Trikiem, który znakomicie ułatwia dobre teksturowanie mleka, jest nadanie mu w dzbanku ruchu wirowego, choć reguła ta nie zawsze działa. Zawirowanie mleka osiągane jest przez umieszczenie końcówki dyszy mimośrodkowo – mniej więcej 1 cm od ścianki dzbanka – i pochylenie naczynia. Szybki ruch wirowy powoduje, że pianka mleczna swoiście się uciera, to zaś bardzo poprawia efekt końcowy.
Do spieniania mleka używamy najczęściej dzbanków o pojemności 0.3 litra (na pojedyncze cappuccino) lub 0.6 litra (2 cappuccino, latte lub latte macchiato). Najlepsze efekty osiągniemy napełniając dzbanek mlekiem do ok. połowy jego wysokości. Spienianie mleka jest dość trudną sztuką, na którą wpływ mają mikroskopijne czasem szczegóły. Zanurzenie dyszy ciut za głęboko lub za płytko, jej nieostrożne przesunięcie w dzbanku, niewłaściwy nachylenie dzbanka względem dyszy- wszystko to może zepsuć efekt końcowy. Trzeba być świadomym tego, że mleko podczas spieniania zachowuje się niemal jak żywa istota, konieczna jest jego uważna obserwacja i wyciąganie wniosków. Aby dojść do dobrych wyników należy eksperymentować z każdym parametrem naszej pracy: czasem spieniania, ilością mleka w dzbanku, głębokością zanurzenia dyszy, nachyleniem dzbanka względem dyszy i odległością dyszy od ścianki dzbanka. Dobrze jest przed nalaniem spienionego mleka do kawy nieco go odlać. Niezużyte mleko zazwyczaj nie nadaje się do ponownego użycia (nawet po schłodzeniu).

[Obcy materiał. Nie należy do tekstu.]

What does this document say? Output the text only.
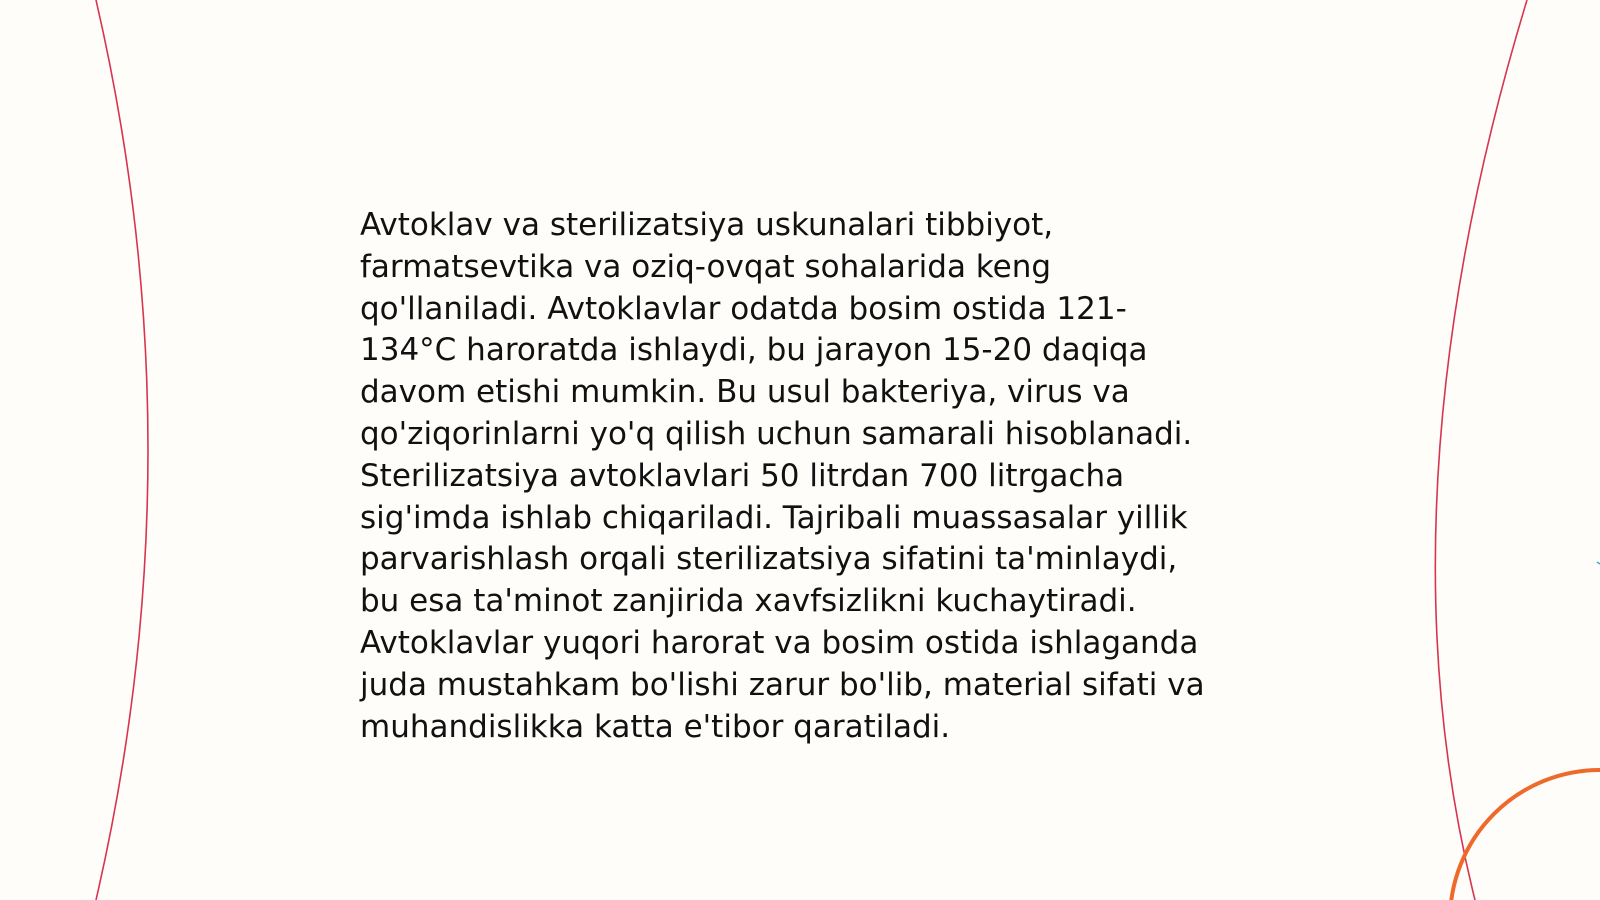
Avtoklav va sterilizatsiya uskunalari tibbiyot,
farmatsevtika va oziq-ovqat sohalarida keng
qo'llaniladi. Avtoklavlar odatda bosim ostida 121-
134°C haroratda ishlaydi, bu jarayon 15-20 daqiqa
davom etishi mumkin. Bu usul bakteriya, virus va
qo'ziqorinlarni yo'q qilish uchun samarali hisoblanadi.
Sterilizatsiya avtoklavlari 50 litrdan 700 litrgacha
sig'imda ishlab chiqariladi. Tajribali muassasalar yillik
parvarishlash orqali sterilizatsiya sifatini ta'minlaydi,
bu esa ta'minot zanjirida xavfsizlikni kuchaytiradi.
Avtoklavlar yuqori harorat va bosim ostida ishlaganda
juda mustahkam bo'lishi zarur bo'lib, material sifati va
muhandislikka katta e'tibor qaratiladi.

Spienienie mleka powinno być poprzedzone krótkim otwarcie zaworu pary, aby wydmuchać z dyszy skroploną parę – w przeciwnym razie do mleka trafi woda, która pogorszy jego smak. Po spienieniu mleka należy wyczyścić dyszę wilgotną ściereczką i wypuścić nieco pary, aby nie dopuścić do zatkania otworów zaschniętym mlekiem. Okresowo dobrze jest zanurzyć dyszę w gorącej wodzie i wyczyścić ją z jakichkolwiek zanieczyszczeń.